Dalam sementara waktu, Direktur Eksekutif Pratama-Kreston Tax Research Institute (TRI), Prianto Budi Saptono, juga menyatakan bahwa kemungkinan penerimaan pajak pada tahun 2025 sama sulitnya dengan tahun lalu, namun peluang raih targetnya masih terbuka.
“Pembuat kebijakan pasti harus berharap baik dulu apa yang belum terjadi dan menjadi tujuan yang akan dicapai. Jadi, jawaban yang lebih berharap baik adalah anggaran Pemerintah Negara Bagian dapat dicapai,” ujar Prianto.
Prianto menjelaskan bahwa jika ekonomi membaik dan daya beli masyarakat meningkat tahun ini, maka Bea Perolehan Negara (PPN) dan Pajak Penghasilan (PPh) akan meningkat. Sementara itu, jika terjadi perbaikan di industri, maka Pajak Badan (PPh Badan) akan juga meningkat.
Dia melihat opsi negara dalam uang (APBN-P) selalu ada untuk menolong belanja pemerintah yang besar di tahun ini, sementara defisit belanja rumah negara turun. Namun, menurutnya opsi ini lebih baik diputuskan di tengah tahun.
“Pilihan anggaran negara telah ada, tapi tidak sekarang karena masih terlalu mendini jika pada Januari 2025 ini sudah memikirkan untuk merevisi anggaran, karena pertimbangan defisit,” kata Prianto.

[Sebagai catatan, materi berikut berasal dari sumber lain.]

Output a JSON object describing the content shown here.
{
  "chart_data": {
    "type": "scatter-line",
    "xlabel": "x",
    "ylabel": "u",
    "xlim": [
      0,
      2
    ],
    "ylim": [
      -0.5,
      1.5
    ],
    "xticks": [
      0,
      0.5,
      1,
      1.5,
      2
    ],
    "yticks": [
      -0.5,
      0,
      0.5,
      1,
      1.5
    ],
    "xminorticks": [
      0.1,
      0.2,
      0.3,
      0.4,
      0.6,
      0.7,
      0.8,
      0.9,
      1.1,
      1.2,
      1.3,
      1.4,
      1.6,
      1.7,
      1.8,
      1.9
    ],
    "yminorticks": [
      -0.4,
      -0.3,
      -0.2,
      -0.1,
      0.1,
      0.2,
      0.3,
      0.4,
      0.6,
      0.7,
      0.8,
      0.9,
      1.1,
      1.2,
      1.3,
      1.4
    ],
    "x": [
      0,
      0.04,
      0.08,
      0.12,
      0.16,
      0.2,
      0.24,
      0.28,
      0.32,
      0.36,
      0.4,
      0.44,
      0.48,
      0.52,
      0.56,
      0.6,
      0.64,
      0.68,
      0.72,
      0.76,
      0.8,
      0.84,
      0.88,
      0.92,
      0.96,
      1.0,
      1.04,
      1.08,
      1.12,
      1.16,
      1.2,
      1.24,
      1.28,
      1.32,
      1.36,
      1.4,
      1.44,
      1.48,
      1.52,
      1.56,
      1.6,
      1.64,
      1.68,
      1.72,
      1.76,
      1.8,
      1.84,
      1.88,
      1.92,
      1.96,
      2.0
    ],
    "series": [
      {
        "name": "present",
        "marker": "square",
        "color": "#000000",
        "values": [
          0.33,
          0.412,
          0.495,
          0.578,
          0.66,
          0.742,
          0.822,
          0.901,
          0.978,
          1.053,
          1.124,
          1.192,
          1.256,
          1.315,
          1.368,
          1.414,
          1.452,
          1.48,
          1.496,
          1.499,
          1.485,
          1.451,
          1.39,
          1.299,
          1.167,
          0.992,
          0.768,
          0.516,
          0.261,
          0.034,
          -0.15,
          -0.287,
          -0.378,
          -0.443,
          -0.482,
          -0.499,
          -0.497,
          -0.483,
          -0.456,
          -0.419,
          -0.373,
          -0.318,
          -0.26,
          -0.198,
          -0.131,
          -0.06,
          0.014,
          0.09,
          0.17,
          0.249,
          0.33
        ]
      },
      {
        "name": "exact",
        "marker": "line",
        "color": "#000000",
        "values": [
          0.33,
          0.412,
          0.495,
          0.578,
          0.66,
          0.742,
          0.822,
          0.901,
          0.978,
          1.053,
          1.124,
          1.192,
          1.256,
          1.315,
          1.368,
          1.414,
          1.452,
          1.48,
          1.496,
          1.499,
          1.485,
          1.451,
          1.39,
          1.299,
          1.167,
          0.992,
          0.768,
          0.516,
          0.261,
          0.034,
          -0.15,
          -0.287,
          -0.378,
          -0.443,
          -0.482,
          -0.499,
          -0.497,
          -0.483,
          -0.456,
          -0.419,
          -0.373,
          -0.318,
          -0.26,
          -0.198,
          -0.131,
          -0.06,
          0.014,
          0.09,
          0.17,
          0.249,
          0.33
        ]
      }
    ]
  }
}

“Tahun degan yang paling tepat biasanya dalam triwulan ketiga bulan Juli-September. Pada saat itu, pemerintah sudah bisa melihat realisasi penerimaan pajak di semester I. Proyeksi di semester II bisa dilakukan,” tambahnya.
Pemerintah menetapkan defisit anggaran untuk tahun 2025 sebesar 2,53 persen terhadap Produk Domestik Bruto (PDB), yang setara dengan sekitar Rp 616,2 triliun.
Diperkirakan pendapatan negara mencapai Rp 3.005,1 triliun, yang merupakan tingkat tertinggi sepanjang sejarah, didukung oleh penerimaan perpajakan sebesar Rp 2.490,9 triliun dan PNBP sebesar Rp 513,6 triliun.
Sedangkan anggaran pembelanjaan negara pada tahun 2025 ditetapkan pada Rp 3.621,3 triliun, yang mencakup pembelanjaan dari Kementerian atau Lembaga sebesar Rp 1.160,1 triliun dan pembelanjaan non Kementerian/Lembaga sebesar Rp 1.541,4 triliun.